PLG is appealing because it’s less expensive than spending money on marketing, lead generation and a sales force, but less expensive might not always be better. 

PLG tends to work the best if you have a simple vs. complex product. If you have a simple product and can generate leads by social networks, other word of mouth or other organic means by offering a free teaser (land) and converting them to a paid user in a relatively short amount of time (expand), then go for it. 

Many products aren’t that fortunate and require a more complex sales cycle. There is always room to adopt some of the uber-efficient tactics of the PLG model, though, and you should do it – think demos, offering cost/benefit analysis for free, checklist comparing to competitors, etc. 

It’s my experience that having an exceptionally clear, compelling and self service website is a must in any model. Spend time and money on content, demos, use cases, etc. upfront.  Think of your own buying process – don’t you always check a company’s website or do you prefer to research and transact on your terms, if possible. 

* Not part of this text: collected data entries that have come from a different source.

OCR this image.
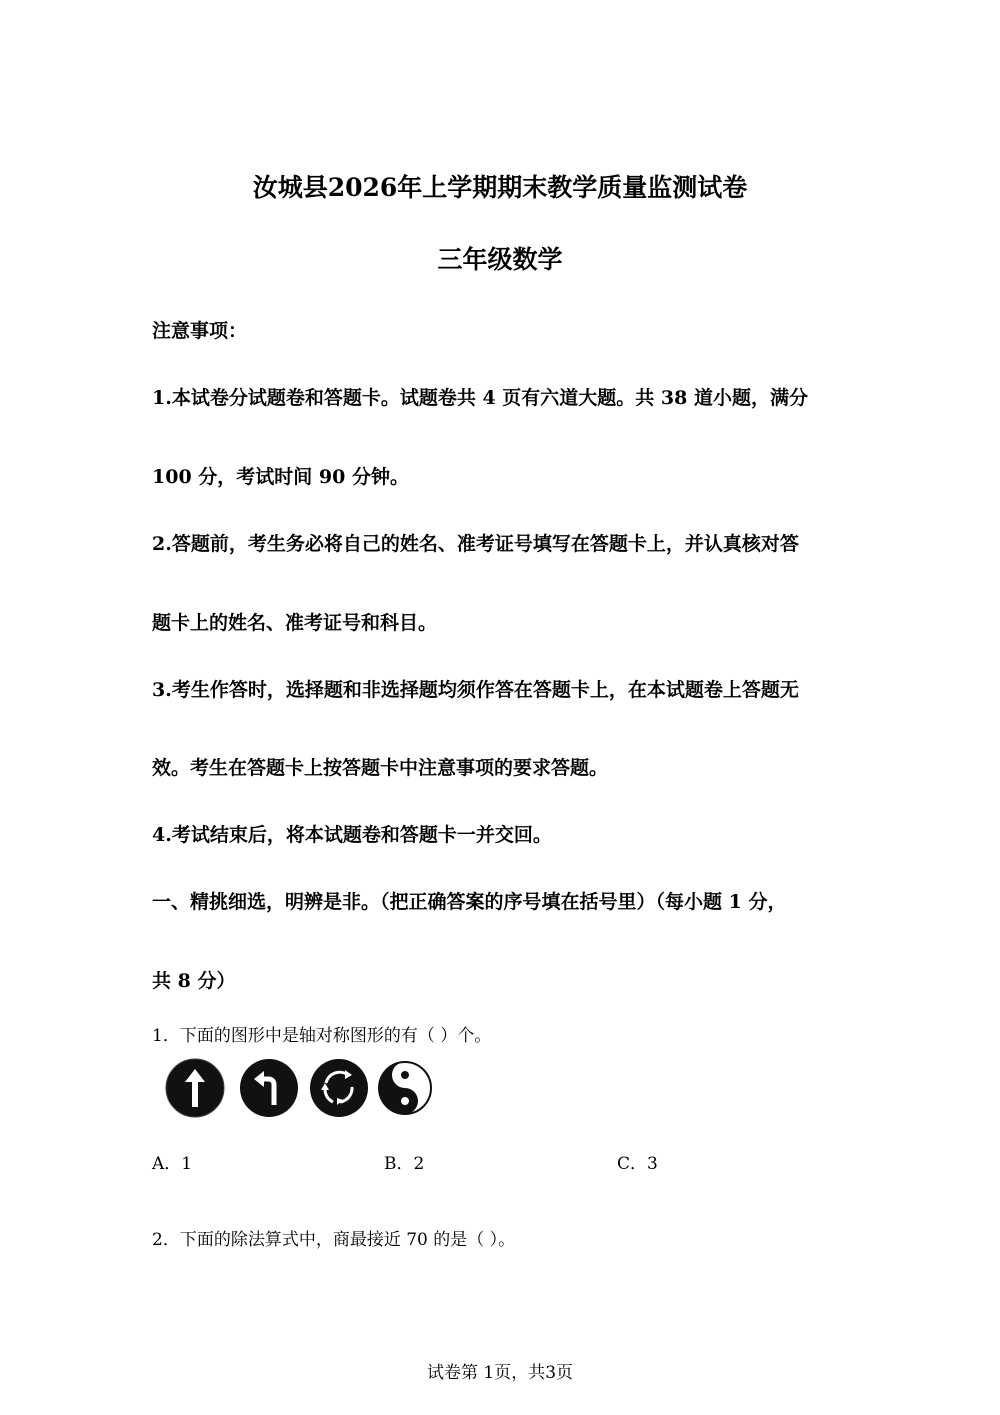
汝城县2026年上学期期末教学质量监测试卷
三年级数学
注意事项：
1.本试卷分试题卷和答题卡。试题卷共 4 页有六道大题。共 38 道小题，满分
100 分，考试时间 90 分钟。
2.答题前，考生务必将自己的姓名、准考证号填写在答题卡上，并认真核对答
题卡上的姓名、准考证号和科目。
3.考生作答时，选择题和非选择题均须作答在答题卡上，在本试题卷上答题无
效。考生在答题卡上按答题卡中注意事项的要求答题。
4.考试结束后，将本试题卷和答题卡一并交回。
一、精挑细选，明辨是非。（把正确答案的序号填在括号里）（每小题 1 分，
共 8 分）
1．下面的图形中是轴对称图形的有（ ）个。
A．1	B．2	C．3
2．下面的除法算式中，商最接近 70 的是（ ）。
试卷第 1页，共3页
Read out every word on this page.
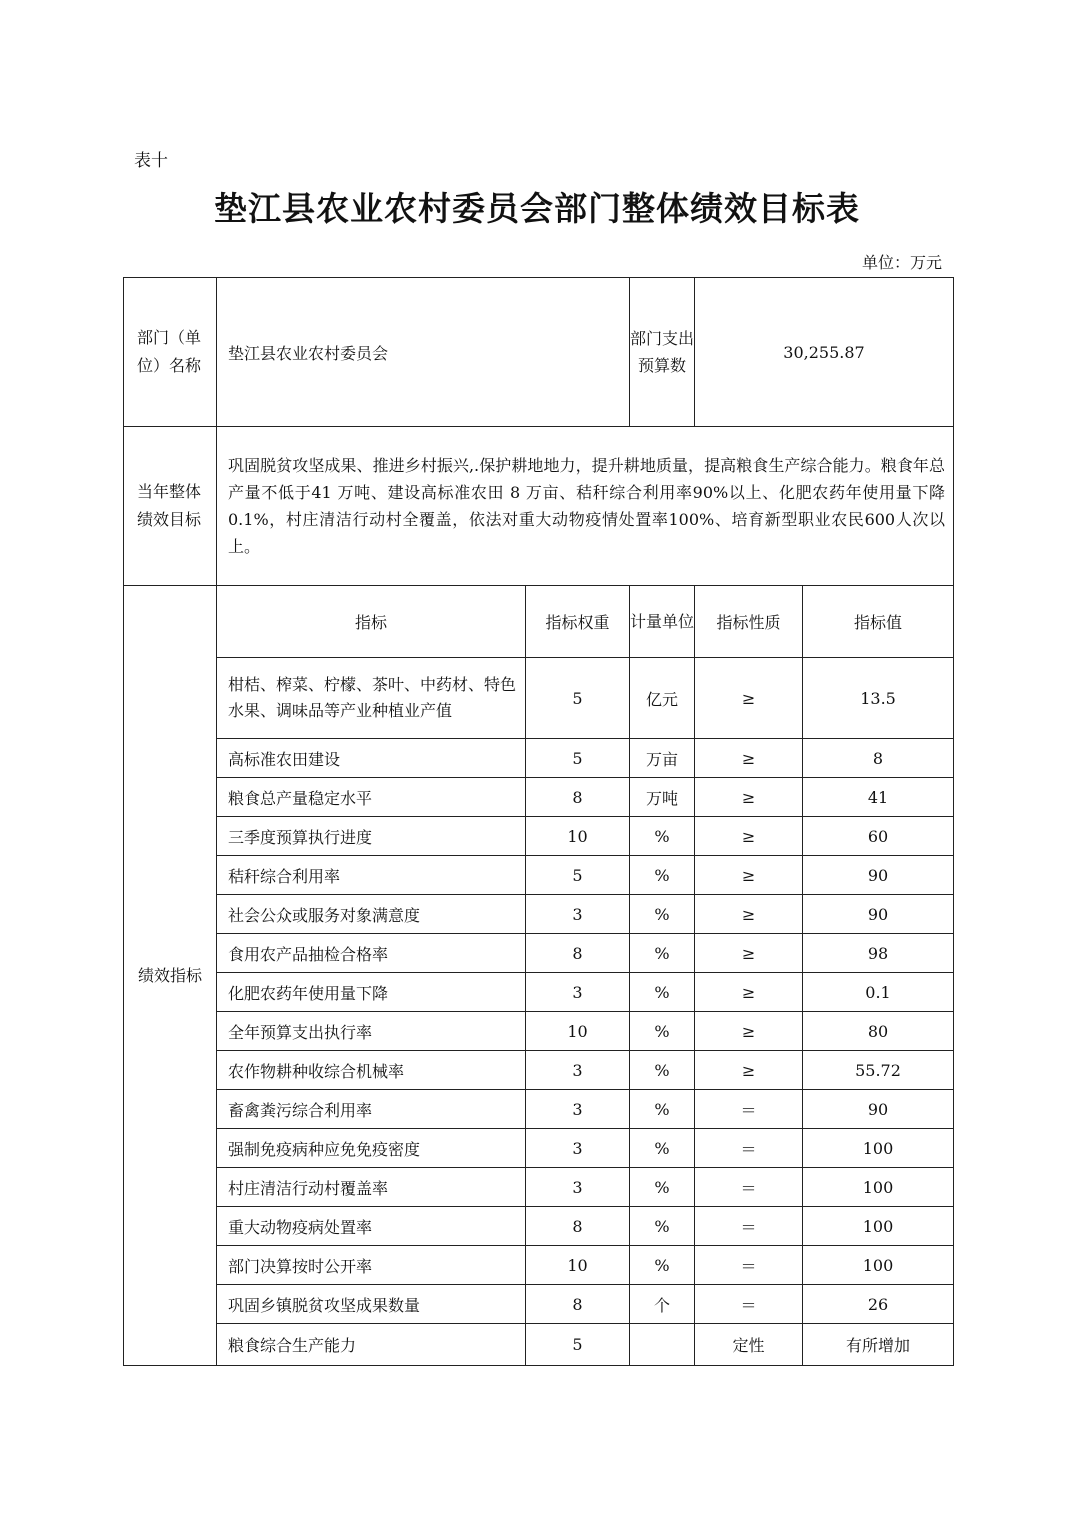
表十
垫江县农业农村委员会部门整体绩效目标表
单位：万元
部门（单位）名称	垫江县农业农村委员会		部门支出预算数	30,255.87	
当年整体绩效目标	巩固脱贫攻坚成果、推进乡村振兴,.保护耕地地力，提升耕地质量，提高粮食生产综合能力。粮食年总产量不低于41 万吨、建设高标准农田 8 万亩、秸秆综合利用率90%以上、化肥农药年使用量下降0.1%，村庄清洁行动村全覆盖，依法对重大动物疫情处置率100%、培育新型职业农民600人次以上。				
绩效指标	指标	指标权重	计量单位	指标性质	指标值
	柑桔、榨菜、柠檬、茶叶、中药材、特色水果、调味品等产业种植业产值	5	亿元	≥	13.5
	高标准农田建设	5	万亩	≥	8
	粮食总产量稳定水平	8	万吨	≥	41
	三季度预算执行进度	10	%	≥	60
	秸秆综合利用率	5	%	≥	90
	社会公众或服务对象满意度	3	%	≥	90
	食用农产品抽检合格率	8	%	≥	98
	化肥农药年使用量下降	3	%	≥	0.1
	全年预算支出执行率	10	%	≥	80
	农作物耕种收综合机械率	3	%	≥	55.72
	畜禽粪污综合利用率	3	%	＝	90
	强制免疫病种应免免疫密度	3	%	＝	100
	村庄清洁行动村覆盖率	3	%	＝	100
	重大动物疫病处置率	8	%	＝	100
	部门决算按时公开率	10	%	＝	100
	巩固乡镇脱贫攻坚成果数量	8	个	＝	26
	粮食综合生产能力	5		定性	有所增加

A few closing words of advice:

Managing customer acquisition costs with precision and ruthlessness is part art and science, test and control, metrics and measurement. Deb believes organizations must either develop the skills in-house or partner with others (in the martech space) to help with tools.

Don’t despair – there’s still room for experimentation and risk-taking that can pay big dividends if teams get the bulk of marketing spend to work efficiently. 

Thanks for your time and guidance, Deb!